Being the mother of three, now adult children as well as being an educator, listening to Hempton’s description of encountering the world with very young children elicited many wonderful memories of similar experiences. Days after hearing the podcast, I participated in a small Zoom book club meeting with friends who have been exploring topics of contemplative prayer and mysticism. During the conversation about what being a contemplative means, how one might “pray always,” and how to nurture the desire for God above all else, some offered images of hermits and cloistered nuns. Of Buddhists who can sit for hours at a time in meditation. Some expressed the impossibility of letting go “all things earthly” or emptying themselves completely.

These images made me restless. Not that there was no truth in them, but that they seemed to suggest contemplative prayer involved compete withdrawal from the world. The contemplative souls I have known, read, or studied did not fit those descriptions. Gordon Hempton’s description of a young child experiencing the world did.

Just as a child is schooled in listening by “focusing attention,” many of us have been “schooled” in praying by adopting prescribed practices, following rituals, or learning particular prayers. In elementary school, teachers told me that prayers came in three main varieties: petitionary prayers (help), intercessory prayers (help someone else or some larger cause), and prayers of praise (adoring God for being God). Of course, the church has a rich tradition of contemplative prayer, but other than the true but rather nebulous (to a nine-year-old anyway ) definition offered by the old Baltimore Catechism—prayer is lifting the mind and heart to God—what I remember being taught is the list.

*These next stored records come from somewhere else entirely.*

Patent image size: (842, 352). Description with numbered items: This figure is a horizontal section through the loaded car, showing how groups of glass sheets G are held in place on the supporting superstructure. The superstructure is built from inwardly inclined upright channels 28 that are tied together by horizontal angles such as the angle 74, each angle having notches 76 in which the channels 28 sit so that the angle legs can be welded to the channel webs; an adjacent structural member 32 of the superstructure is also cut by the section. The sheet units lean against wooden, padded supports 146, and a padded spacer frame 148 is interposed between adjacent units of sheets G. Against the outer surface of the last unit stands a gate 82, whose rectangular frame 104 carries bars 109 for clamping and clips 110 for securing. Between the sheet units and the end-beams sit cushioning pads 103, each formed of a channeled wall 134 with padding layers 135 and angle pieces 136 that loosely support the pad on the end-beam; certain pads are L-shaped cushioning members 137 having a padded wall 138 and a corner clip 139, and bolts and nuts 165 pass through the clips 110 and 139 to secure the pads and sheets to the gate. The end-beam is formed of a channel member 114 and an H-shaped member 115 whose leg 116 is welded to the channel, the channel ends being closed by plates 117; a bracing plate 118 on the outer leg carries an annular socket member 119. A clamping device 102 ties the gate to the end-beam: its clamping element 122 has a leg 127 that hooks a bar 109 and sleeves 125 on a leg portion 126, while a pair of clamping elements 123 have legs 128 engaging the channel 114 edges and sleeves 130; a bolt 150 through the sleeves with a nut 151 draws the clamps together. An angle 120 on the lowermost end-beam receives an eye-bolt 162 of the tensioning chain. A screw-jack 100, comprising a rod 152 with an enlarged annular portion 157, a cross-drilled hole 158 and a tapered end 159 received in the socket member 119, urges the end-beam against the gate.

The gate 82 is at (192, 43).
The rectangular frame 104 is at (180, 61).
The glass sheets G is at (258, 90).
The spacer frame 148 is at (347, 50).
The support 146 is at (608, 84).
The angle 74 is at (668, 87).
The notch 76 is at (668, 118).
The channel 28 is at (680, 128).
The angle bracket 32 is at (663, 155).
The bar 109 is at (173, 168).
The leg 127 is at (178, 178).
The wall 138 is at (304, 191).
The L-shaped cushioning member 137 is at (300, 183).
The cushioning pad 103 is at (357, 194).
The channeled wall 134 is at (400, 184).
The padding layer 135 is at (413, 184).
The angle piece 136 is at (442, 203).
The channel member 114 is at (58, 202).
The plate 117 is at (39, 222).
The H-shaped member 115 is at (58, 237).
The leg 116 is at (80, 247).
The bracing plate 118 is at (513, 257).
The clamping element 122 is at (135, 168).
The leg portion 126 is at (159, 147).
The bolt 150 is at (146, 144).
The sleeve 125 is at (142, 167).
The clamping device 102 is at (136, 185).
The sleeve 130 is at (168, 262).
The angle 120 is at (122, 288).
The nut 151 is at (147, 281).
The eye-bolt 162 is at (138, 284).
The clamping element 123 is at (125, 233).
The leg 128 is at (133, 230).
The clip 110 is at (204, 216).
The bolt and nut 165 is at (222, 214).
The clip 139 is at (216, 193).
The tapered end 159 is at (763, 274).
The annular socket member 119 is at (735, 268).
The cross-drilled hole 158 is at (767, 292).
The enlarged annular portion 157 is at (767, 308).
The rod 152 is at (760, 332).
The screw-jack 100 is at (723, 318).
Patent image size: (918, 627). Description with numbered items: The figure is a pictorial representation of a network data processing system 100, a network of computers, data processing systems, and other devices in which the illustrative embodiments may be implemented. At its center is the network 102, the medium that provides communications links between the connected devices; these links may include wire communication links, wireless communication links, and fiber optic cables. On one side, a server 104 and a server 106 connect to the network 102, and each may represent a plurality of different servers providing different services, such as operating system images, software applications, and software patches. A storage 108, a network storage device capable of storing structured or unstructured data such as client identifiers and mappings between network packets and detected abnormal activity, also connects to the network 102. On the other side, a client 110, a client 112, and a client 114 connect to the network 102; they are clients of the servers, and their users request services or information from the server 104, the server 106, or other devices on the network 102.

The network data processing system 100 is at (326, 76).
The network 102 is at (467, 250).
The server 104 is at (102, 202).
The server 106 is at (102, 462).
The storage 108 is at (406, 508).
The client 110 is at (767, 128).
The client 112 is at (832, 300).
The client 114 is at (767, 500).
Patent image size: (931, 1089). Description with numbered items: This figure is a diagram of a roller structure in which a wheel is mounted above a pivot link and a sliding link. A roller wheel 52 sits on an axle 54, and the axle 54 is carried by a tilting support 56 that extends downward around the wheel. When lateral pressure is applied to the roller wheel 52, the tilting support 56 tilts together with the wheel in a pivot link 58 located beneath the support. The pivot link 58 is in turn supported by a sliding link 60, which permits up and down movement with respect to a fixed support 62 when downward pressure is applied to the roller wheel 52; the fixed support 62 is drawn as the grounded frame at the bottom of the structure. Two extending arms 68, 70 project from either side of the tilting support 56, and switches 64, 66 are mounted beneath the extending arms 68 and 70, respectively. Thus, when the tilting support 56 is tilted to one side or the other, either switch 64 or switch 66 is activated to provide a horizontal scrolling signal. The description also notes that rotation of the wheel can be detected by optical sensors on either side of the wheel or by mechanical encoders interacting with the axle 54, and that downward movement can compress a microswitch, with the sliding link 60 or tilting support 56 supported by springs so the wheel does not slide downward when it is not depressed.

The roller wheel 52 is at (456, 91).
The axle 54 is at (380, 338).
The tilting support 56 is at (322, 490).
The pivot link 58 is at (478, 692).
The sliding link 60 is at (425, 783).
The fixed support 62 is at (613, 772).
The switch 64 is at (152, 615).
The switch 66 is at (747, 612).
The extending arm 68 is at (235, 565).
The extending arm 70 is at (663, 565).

Why didn’t I hear “God’s your friend who cares about you. Talk to God about anything you want.” Thich Naht Hanh wrote that the heart of Buddhist teaching is “I am here for you.” That’s the kind of God I experienced as a child. It’s where I was then. And by some grace, that’s where I’ve stayed. Of course, one’s prayer deepens and matures as one grows, but the basic truth remains: Prayer is relationship with God who cares. It is connection with the Holy One. With Love manifest in others and in all creation.

Being taught to narrowly focus attention, whether in experiencing nature or in prayer, is important at some point, but not at the expense of the wide, open-hearted approach to both. That’s what I loved about Hempton’s description of the young child in nature. Complete openness. Forgetting self and letting it all in. Drowning in the glory of it all.

The only moment in which you can be truly alive is the present moment.

Thich Nhat Hanh in You Are Here

Hempton’s observation that once on a walk, a very young child needn’t take another step “… because the miracles are right here” is another way of expressing the truth of the ever-presence of the Sacred in our lives. Grace is in the moment. Not tomorrow. Not even 15 minutes ago. Now.

And while I often imagine that God is more easily met on a slow walk along the ocean’s coast than in my apartment or neighborhood, the truth is that God is met not somewhere else, but HERE, wherever “here” is at the moment.  

Mystics and contemplatives of all ages and faiths know this. As Thornton Wilder reminds his readers, poets and saints recognize the beauty and mystery of every ordinary moment. I made a vow to myself in high school English class, the first time I read Our Town, that one way or another, I would be a saint or a poet. I would not let the glory of the moment slip by.

Decades later, I confess to not living up to that promise every day. But I do remember it, honor it as best I can, and when I fall short, remember that besides being a sacrament of encounter, life is also a journey. Step at a time.

May we learn from the youngest among us and not make it more complicated than it is!